[Teaser] Rumah Besar

41.6K 1.8K 21
                                    

HARA

Aku menarik napas dan meremas tanganku yang gemetar di atas kimono merah sutra bermotif bunga sakura yang kupakai sekarang. Keluarga besar suamiku memang masih menjunjung nilai tradisi, tidak seperti kebanyakan keluarga terpandang lain yang hidup modern. Aku tertawa kecil menyadari perbandingan lucu ini. Sedangkan aku memiliki fisik orang asing tetapi sangat lancar berbahasa Jepang-well, tentu saja aku lahir dan besar di sini-bahkan sekarang aku menikahi pria dari keluarga Jepang.

Entahlah, aku masih saja gugup walaupun ini bukan pertemuan pertamaku dengan keluarga besarnya. Ya, ini pertemuan keduaku setelah acara pernikahan dadakan dulu.

Aku mengusap keringat dingin dari tanganku, mengalihkan pandanganku dari luar jendela mobil ke sosok yang sejak tadi duduk di sampingku. Pria es itu-er-maksudku suamiku.

Dia begitu tenang dengan mata terfokus pada tablet canggihnya. Dasar pebisnis! Kulirik tubuh tegapnya yang menawan berbalut kemeja kerja berlapis sweter marun yang memang pakaian wajib saat musim dingin seperti ini.
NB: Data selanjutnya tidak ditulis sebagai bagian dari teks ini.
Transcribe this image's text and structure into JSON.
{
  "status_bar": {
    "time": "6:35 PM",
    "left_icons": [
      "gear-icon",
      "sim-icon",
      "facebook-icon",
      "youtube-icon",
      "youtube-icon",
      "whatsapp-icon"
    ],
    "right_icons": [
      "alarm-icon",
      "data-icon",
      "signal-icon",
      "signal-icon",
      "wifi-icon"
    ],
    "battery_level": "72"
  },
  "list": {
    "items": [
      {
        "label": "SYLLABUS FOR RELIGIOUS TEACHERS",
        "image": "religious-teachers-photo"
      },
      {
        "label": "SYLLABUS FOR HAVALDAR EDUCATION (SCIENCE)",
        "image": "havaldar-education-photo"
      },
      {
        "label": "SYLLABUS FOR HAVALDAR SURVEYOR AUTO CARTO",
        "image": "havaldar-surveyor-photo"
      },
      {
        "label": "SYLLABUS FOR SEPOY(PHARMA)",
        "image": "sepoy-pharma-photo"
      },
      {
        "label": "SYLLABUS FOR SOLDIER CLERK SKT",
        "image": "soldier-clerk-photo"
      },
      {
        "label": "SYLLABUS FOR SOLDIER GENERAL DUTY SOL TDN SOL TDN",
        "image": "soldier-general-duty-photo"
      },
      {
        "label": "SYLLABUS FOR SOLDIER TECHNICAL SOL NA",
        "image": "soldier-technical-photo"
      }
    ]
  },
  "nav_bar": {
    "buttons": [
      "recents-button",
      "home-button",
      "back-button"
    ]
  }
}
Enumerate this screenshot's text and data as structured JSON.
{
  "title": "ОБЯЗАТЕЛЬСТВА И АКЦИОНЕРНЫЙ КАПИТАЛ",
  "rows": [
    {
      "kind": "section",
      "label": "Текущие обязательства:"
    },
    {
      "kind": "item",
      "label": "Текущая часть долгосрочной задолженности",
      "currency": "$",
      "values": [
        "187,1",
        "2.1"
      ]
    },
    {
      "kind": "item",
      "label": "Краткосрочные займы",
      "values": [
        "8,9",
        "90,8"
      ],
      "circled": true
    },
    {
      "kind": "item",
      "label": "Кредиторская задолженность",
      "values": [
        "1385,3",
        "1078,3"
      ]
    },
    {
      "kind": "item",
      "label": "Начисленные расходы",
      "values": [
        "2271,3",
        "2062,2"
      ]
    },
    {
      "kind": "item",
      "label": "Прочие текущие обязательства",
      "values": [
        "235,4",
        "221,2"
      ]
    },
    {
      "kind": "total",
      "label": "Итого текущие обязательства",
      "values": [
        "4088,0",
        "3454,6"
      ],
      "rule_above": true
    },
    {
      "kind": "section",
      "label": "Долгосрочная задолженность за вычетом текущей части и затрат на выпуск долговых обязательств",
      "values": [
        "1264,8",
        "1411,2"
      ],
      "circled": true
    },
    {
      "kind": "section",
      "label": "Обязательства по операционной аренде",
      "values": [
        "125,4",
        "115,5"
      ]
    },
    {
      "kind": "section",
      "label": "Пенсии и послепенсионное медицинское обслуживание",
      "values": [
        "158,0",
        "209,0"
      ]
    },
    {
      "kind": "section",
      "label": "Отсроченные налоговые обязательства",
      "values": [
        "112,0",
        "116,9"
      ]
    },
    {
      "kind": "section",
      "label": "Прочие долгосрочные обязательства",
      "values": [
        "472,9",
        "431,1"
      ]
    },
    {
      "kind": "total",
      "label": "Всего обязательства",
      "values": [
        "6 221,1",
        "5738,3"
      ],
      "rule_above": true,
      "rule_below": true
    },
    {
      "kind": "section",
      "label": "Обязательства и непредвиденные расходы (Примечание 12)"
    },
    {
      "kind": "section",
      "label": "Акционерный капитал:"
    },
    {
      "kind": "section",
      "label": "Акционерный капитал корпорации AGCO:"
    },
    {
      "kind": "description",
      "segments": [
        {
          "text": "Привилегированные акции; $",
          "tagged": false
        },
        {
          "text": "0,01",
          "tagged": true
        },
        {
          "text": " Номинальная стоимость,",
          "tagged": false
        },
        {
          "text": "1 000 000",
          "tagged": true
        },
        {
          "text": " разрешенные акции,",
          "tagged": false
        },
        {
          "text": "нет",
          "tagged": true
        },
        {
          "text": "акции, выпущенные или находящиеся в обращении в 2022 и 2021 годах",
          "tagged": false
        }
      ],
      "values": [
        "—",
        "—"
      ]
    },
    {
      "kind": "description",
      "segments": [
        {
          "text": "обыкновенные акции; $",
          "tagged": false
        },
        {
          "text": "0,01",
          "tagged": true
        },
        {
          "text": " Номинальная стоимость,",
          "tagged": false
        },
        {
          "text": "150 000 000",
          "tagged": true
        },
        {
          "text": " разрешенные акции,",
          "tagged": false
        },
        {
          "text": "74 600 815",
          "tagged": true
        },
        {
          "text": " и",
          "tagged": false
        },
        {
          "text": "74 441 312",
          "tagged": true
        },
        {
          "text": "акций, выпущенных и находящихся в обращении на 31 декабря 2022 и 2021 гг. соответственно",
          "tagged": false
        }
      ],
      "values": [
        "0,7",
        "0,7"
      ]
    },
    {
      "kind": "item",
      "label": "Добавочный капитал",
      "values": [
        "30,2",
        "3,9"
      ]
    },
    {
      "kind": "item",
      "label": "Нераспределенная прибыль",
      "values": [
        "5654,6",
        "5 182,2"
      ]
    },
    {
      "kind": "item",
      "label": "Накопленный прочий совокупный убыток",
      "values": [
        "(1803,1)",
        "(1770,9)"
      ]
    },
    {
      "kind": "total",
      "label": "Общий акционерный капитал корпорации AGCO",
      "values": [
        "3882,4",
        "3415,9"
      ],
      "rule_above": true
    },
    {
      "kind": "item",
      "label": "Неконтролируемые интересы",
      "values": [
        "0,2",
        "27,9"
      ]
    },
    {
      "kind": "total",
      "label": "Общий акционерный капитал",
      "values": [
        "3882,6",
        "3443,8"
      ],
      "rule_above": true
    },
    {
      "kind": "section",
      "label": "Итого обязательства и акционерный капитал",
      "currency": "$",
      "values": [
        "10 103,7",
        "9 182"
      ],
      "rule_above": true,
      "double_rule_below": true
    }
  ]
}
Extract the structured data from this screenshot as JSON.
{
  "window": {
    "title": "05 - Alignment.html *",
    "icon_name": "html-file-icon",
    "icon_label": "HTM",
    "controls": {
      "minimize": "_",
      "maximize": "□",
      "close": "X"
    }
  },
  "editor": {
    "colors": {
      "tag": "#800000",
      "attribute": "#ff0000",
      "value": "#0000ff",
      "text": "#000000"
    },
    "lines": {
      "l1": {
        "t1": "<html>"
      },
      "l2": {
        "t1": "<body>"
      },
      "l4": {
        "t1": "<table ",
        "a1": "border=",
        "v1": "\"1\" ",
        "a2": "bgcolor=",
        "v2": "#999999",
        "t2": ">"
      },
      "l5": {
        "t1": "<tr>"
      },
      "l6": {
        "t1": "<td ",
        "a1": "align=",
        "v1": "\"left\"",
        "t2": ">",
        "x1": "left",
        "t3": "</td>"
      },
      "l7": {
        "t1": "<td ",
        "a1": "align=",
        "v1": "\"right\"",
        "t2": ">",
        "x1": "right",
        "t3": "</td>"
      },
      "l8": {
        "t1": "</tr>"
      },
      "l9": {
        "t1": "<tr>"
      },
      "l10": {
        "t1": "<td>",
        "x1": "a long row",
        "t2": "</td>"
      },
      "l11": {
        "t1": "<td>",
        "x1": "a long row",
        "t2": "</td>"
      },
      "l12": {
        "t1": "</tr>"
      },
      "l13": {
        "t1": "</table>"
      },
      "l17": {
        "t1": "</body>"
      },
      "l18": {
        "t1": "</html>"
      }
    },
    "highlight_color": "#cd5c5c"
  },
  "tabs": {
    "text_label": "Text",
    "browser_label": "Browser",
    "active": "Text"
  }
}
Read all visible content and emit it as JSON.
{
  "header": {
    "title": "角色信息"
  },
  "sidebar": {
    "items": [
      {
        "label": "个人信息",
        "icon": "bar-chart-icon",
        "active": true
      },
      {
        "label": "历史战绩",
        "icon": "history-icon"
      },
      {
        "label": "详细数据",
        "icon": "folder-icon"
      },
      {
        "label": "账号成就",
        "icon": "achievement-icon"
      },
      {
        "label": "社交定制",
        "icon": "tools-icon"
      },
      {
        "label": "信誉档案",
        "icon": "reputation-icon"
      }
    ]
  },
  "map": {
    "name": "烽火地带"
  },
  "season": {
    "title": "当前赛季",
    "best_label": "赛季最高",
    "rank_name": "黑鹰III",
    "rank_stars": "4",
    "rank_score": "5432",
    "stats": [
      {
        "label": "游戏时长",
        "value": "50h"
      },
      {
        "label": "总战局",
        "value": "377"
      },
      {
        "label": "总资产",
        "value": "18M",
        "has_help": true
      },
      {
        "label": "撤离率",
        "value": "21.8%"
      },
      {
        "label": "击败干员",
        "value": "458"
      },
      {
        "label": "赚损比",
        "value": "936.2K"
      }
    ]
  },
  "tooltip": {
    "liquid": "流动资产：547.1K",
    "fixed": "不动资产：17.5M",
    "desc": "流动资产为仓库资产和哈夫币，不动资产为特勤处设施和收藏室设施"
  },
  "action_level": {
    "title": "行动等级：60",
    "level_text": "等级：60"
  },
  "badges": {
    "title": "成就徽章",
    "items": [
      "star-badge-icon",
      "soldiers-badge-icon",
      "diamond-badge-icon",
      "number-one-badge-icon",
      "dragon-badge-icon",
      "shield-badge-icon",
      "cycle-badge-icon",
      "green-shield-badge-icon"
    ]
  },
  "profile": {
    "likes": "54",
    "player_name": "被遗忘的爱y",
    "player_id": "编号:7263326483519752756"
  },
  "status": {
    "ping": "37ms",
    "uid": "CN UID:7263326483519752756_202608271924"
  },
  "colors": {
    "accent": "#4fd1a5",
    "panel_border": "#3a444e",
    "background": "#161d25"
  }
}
Kaki panjangnya disilangkan mengingat mobil ini berjenis limusin, jadi ruang geraknya lebih luas.

Bicara tentang fisik tadi, ada sesuatu yang membuatku penasaran pada sosoknya-ugh yeah, suamiku. Kebanyakan orang Asia terutama orang Jepang, mereka akan memiliki iris mata berwarna hitam atau cokelat. Tapi mata pria ini, biru terang? Sedangkan rambutnya hitam legam?

"Puas memandangiku?" Suara bariton itu membuatku salah tingkah. Tapi mataku belum rela meninggalkan santapannya.

"Ehm." Aku menoleh ke depan. Dia sama sekali tidak menoleh padaku.

Sial. Kenapa perjalanan ini terasa lama sekali? Ini. Sangat. Hening. Terlalu hening. Tanganku sudah gatal ingin mengetuk kaca pembatas agar supir menyalakan musik atau apa pun.

Dia tetap saja tak acuh meski kuperhatikan sedari tadi. Oh, aku tak berharap dia seperti kekasih atau suami senormalnya. Mengobrol banyak hal, bersikap romantis dan perhatian. Oh, wake up, Hara!

Tentu saja, mengingat pertemuan pertamaku dengannya. Tapi melihat sikapnya selama ini membuatku cukup tahu diri. Aku tersenyum miris kembali menatap salju putih yang memenuhi jalanan, atap serta pepohonan di luar sana.

Ah, musim salju tahun ini sepertinya akan terasa sangat dingin. Mungkin lebih dingin.

Melewati lima belas menit perjalanan dalam diam, akhirnya mobil kami melintasi kawasan perumahan elite di distrik Azabu-Juban, daerah Minato, Tokyo. Kawasan permukiman bagi keluarga terpandang dan terkenal tentu saja.

Mobil kami memasuki halaman luas sebuah rumah yang sangat besar dan megah. Tampak bagian depannya rumah bergaya arsitektur Jepang, di beberapa bagian dipadu arsitektur post-modern barat. Rumah Besar. Sebuah rumah utama yang terhubung dengan koridor menuju empat paviliun di sekelilingnya. Ada kebun luas dengan pohon suji dan tanaman yang terpangkas rapi, meskipun memutih karena tertutup salju. Sepanjang jalan menuju rumah, para pekerja mengeruk salju agar tak menghalangi jalan kami.

Seorang pelayan paruh baya tergopoh-gopoh membukakan pintu untukku. Dia membungkuk hormat padaku saat suamiku sudah di sampingku. Meskipun aku harus terbiasa diperlakukan seperti ini, tapi tetap saja ini tak biasa bagiku.

"Selamat datang, Tuan Muda dan Nyonya Muda. Tuan Besar dan yang lainnya sudah menunggu Anda." Nyonya Muda. Itu julukanku sekarang dan harus mulai akrab di telingaku.

"Hm," gumam suamiku tanpa ekspresi. Seperti biasa.

"Terima kasih, Sebastien," kataku ramah pada kepala pelayan itu. Sebastien, kepala pelayan itu tersenyum kecil saat membukakan pintu utama Rumah Besar untuk kami.